The American Immigration Council does not endorse or oppose candidates for elected office. We aim to provide analysis regarding the implications of the election on the U.S. immigration system.

shutterstock_64219018Instead of putting foreign medical and other advanced degrees to use in the United States, it is common among immigrant doctors and other professionals to work less skilled jobs, such as a taxi driver or waiter, because the complicated licensing process keeps them from  applying their training in the U.S. market. According to a recent Migration Policy Institute (MPI) series of reports on improving credential recognition, the United States is experiencing a “brain waste” by preventing immigrants living in the country from efficiently transferring their foreign credentials. MPI’s most recent report concludes their series by exploring prospects for international recognition of foreign qualifications.

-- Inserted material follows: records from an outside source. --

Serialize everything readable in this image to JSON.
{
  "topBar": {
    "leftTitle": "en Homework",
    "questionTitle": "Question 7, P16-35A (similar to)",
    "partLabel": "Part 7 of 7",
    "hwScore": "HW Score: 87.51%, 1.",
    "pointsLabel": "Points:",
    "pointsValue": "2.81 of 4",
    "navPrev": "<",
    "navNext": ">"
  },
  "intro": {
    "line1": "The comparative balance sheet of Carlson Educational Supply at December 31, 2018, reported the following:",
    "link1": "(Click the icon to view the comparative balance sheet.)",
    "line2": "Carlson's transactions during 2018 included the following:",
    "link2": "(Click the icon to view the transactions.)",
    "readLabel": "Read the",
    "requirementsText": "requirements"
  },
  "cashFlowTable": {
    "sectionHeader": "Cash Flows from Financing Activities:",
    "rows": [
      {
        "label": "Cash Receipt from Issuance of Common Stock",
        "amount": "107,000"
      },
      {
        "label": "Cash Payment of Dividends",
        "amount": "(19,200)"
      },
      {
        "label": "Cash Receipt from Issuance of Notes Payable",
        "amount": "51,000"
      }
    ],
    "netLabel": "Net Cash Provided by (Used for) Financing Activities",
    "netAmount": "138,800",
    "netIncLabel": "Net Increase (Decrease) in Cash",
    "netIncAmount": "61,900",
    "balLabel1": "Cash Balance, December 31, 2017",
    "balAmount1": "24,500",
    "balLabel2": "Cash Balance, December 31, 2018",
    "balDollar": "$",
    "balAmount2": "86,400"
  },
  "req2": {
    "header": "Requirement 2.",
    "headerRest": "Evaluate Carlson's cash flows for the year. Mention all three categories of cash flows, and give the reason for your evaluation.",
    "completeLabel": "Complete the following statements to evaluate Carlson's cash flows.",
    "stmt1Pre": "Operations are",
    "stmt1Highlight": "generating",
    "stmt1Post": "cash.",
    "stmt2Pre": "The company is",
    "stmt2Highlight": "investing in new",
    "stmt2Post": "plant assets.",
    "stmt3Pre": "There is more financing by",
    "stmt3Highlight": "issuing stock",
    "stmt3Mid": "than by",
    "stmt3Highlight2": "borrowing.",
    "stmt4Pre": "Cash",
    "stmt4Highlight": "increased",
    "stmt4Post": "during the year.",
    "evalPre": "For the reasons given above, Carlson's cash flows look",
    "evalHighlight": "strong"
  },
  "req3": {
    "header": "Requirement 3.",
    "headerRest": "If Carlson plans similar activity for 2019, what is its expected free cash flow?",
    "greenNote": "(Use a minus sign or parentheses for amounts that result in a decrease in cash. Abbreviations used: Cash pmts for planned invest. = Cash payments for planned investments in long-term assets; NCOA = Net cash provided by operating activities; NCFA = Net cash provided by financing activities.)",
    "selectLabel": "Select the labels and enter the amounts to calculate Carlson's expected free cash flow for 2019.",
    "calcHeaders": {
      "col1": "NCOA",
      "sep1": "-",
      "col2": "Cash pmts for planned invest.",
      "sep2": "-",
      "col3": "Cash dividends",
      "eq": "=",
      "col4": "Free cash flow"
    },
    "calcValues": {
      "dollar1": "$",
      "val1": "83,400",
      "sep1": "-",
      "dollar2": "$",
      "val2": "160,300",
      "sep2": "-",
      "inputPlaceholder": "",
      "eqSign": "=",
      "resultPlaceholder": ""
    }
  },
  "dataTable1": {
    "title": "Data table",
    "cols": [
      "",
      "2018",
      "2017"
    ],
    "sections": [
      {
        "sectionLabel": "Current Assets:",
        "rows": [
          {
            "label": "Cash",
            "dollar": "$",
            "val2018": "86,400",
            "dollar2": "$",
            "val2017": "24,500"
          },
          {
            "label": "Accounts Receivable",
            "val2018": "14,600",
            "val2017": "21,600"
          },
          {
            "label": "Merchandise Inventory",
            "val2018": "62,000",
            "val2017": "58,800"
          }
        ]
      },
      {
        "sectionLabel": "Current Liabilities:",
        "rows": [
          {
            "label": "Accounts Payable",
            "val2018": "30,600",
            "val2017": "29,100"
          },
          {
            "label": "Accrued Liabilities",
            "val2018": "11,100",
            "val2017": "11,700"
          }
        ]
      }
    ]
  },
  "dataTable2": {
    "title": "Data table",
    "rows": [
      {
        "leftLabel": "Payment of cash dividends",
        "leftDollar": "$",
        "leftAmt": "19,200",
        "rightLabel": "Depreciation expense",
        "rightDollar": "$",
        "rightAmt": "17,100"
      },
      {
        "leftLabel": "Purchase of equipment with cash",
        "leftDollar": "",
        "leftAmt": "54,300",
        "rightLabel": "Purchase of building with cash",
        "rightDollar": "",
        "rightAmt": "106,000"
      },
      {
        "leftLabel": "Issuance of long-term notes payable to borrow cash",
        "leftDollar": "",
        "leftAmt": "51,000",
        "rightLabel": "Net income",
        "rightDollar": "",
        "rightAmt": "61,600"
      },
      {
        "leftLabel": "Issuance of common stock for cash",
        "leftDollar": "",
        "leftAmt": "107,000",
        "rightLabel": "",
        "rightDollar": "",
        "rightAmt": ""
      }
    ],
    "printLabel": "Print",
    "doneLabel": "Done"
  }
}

Millions of immigrants with college or graduate and professional degrees already legally reside in the U.S. and are unemployed or underemployed—driving taxi cabs, attending parking lots, preparing food or waiting tables in restaurants, manning lobbies as security guards, or working in other jobs in which they aren’t using their education and skills to their potential. These individuals arrived through a variety of immigration pathways: as family members of permanent residents or citizens, as refugees, or as winners of the diversity visa lottery. Barriers to these skilled professionals applying their knowledge and experience within the United States range from silly to bizarre and complex. One example, according to Fawn Johnson of the National Journal, is of a physical therapist from Ireland who was not permitted to test for a license in Pennsylvania since her degree, from Trinity College in Dublin, didn’t include a course in Pennsylvania history.

According to Upwardly Global, an organization that works with immigrants to establish their careers in the U.S.,   “In their home countries they were engineers, doctors, scientists, accountants, and nonprofit professionals. In the U.S. they become cashiers, nannies, and cab drivers, if employed at all.” Among the barriers they encounter is the non-recognition by U.S. employers or licensing organizations of foreign-earned credentials and professional licenses. At a recent event at MPI, Nikki Cicerani, president of Upwardly Global, said that it really takes an ecosystem to help trained immigrant professionals get back into their profession. As part of cultivating that ecosystem, Upwardly Global is a member of IMPRINT, a coalition of organizations active in the emerging field of immigrant professional integration in the U.S.

Beyond the anecdotal stories of computer engineers laboring in restaurant kitchens or of immigrant taxi drivers with doctorates, the Brookings Institution also found that nearly half of high-skilled immigrants in the 100 largest metropolitan areas are overqualified for their jobs, and about one-in-nine is greatly overqualified—much more so than their native-born counterparts. Skills discrepancies are most notably acute in areas that are attracting new immigrants. There is also a growing shortage of primary care and family care physicians in the U.S., for example, and medically underserved geographic areas experiencing shortages could benefit from more foreign-trained physicians, whose specialty areas often include primary care, leveraging their experience to help fill growing gaps.

There is no doubt that part of reforming our immigration system requires providing the appropriate legal channels to bring in the skilled immigrants our communities and economy needs. However, it’s also critical that we provide opportunities to those skilled immigrants already living here to maximize their potential to bring their skills obtained in their native countries to bear in the U.S. labor market.